Well test analysis has come a long way since the 1950s when the interpretation methods on the basis of straight lines gave unreliable results. We now have a methodology that provides repeatability and techniques with derivatives and deconvolution that enable a high level of confidence in interpretation results.
It can be safely predicted that the importance of well test analysis in reservoir characterization will continue to increase as new tools such as permanent downhole pressure gauges and downhole flowmeters become more widely used and as the scale relationship with the interpretation of other data from geophysics, geology, and petrophysics becomes better understood.

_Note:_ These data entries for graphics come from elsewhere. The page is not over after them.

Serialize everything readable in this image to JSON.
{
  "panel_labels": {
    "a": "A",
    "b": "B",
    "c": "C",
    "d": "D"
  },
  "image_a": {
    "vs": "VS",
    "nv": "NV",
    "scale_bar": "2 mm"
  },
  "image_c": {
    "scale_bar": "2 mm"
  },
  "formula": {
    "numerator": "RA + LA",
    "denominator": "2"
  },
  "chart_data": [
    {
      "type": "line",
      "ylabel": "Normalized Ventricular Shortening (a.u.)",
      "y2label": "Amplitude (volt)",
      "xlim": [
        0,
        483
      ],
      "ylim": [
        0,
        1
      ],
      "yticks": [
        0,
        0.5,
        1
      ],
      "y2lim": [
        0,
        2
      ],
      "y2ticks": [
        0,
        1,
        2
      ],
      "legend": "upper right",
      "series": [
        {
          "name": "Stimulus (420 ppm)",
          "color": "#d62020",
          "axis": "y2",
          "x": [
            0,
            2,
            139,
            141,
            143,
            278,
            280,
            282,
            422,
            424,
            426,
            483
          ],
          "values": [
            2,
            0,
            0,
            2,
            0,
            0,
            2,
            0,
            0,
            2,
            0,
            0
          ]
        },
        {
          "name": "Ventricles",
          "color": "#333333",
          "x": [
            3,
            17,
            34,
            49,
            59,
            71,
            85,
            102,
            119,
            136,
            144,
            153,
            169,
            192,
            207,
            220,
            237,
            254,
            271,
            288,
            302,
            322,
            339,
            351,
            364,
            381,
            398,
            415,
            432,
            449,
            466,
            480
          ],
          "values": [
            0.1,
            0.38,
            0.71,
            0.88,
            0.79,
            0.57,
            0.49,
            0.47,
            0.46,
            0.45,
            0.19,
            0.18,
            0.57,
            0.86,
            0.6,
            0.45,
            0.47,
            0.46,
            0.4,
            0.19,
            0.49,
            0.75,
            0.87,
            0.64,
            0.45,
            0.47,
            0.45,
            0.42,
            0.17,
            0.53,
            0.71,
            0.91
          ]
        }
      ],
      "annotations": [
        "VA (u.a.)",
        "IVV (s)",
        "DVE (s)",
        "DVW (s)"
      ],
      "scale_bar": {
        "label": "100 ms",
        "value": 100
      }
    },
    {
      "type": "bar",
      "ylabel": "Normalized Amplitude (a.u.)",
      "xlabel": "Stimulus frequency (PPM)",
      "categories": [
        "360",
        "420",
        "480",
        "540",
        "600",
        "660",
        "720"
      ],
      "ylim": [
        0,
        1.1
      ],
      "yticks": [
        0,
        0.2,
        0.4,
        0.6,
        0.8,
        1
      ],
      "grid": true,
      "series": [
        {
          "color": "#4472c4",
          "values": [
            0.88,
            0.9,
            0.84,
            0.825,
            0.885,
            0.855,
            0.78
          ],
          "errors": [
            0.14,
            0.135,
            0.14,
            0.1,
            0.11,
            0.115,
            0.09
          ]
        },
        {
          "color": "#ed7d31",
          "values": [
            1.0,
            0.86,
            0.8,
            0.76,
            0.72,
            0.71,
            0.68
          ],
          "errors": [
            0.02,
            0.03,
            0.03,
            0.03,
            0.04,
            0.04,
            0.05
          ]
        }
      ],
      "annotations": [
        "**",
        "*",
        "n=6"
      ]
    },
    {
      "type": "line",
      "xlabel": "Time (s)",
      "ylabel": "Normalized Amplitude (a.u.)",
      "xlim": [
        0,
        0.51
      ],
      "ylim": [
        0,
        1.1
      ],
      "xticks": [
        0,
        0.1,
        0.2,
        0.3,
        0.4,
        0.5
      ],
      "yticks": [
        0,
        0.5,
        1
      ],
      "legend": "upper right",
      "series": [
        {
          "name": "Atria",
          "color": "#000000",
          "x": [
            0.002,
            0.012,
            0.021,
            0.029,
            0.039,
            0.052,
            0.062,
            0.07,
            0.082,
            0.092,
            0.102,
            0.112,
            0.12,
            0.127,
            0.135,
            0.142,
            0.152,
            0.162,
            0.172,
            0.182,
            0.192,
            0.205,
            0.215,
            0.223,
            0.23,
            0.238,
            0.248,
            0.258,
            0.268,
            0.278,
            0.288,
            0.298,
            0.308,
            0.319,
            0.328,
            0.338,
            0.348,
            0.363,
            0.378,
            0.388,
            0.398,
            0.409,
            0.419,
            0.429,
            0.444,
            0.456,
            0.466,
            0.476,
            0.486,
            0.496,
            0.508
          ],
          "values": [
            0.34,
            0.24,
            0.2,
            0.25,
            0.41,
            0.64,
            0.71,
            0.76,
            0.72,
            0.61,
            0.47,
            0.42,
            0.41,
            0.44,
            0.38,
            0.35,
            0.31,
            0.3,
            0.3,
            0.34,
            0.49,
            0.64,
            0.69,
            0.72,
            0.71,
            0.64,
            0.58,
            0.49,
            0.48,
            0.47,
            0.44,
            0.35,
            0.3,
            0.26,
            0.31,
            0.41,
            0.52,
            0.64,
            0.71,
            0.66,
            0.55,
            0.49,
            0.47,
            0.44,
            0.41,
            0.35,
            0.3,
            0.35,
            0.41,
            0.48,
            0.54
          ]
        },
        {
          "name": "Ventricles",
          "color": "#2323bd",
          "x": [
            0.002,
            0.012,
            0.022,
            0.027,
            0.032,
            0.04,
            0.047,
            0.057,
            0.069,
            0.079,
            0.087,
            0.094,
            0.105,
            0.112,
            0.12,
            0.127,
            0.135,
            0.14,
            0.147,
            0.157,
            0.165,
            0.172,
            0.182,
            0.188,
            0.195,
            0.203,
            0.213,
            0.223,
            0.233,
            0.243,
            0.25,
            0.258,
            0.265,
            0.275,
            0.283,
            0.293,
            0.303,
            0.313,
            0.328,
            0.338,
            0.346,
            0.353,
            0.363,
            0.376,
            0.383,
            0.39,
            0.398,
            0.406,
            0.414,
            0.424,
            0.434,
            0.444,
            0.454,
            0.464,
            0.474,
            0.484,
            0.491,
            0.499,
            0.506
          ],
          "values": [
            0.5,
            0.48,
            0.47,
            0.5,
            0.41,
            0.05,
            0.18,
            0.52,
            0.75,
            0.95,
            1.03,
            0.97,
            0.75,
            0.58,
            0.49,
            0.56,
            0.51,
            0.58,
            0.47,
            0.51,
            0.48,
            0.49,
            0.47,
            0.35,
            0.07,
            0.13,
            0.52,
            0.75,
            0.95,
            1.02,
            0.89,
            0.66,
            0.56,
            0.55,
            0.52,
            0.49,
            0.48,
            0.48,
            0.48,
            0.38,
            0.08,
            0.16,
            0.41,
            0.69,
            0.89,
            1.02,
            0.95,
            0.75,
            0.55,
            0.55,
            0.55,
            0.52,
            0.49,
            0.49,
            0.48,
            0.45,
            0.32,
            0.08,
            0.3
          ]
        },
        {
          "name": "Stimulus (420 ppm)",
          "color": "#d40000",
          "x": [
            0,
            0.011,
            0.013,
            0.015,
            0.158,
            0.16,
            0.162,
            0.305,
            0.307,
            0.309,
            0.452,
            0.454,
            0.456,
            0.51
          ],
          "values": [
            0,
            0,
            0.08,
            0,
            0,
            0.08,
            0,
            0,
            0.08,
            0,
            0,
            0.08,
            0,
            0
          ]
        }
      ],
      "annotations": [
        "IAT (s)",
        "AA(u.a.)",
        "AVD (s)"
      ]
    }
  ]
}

This article contains highlights of paper SPE 102079 “From Straight Lines to Deconvolution: The Evolution of the State of the Art in Well Test Analysis,” SPEREE (Feb. 2008), 11-1, pp 41–62.
Alain C. Gringarten (firstname.lastname@example.org) holds the Chair of Petroleum Engineering at Imperial College London, where he is also director of the Centre for Petroleum Studies. Before joining Imperial in 1997, he held a variety of senior technical and management positions with Scientific Software-Intercomp; Schlumberger; and the French Geological Survey in Orléans, France. Gringarten’s research interests include fissured fluid-bearing formations, shale gas, fractured wells, gas condensate and volatile oil reservoirs, high and low enthalpy geothermal energy, hot dry rocks, and radioactive waste disposal. He is a recognized expert in well test analysis and received the Society of Petroleum Engineers (SPE) Formation Evaluation Award for 2001, the 2003 SPE John Franklin Carll Award, the 2005 SPE Cedric K. Ferguson certificate for the best technical paper published in 2004, and the North Sea SPE Regional Service Award for 2009. Gringarten was an SPE Distinguished Lecturer for 2003–04. He has published more than 90 technical papers and was responsible for many advances in well test interpretation. A member of SPE since 1969, he was elected a Distinguished Member in 2002 and an Honorary Member in 2009. Gringarten has chaired or organized many SPE Advanced Technology Workshops, and is currently a member of the following SPE International committees: R&D; Information and Management; Carll-Uren-Lester Awards; Honorary and Distinguished Members Selection Committee; and SPE PE Faculty Pipeline Award Committee; and was 2011 chair of the SPE Talent Council. He holds MS and PhD degrees in petroleum engineering from Stanford University and an engineering degree from École Centrale Paris, France.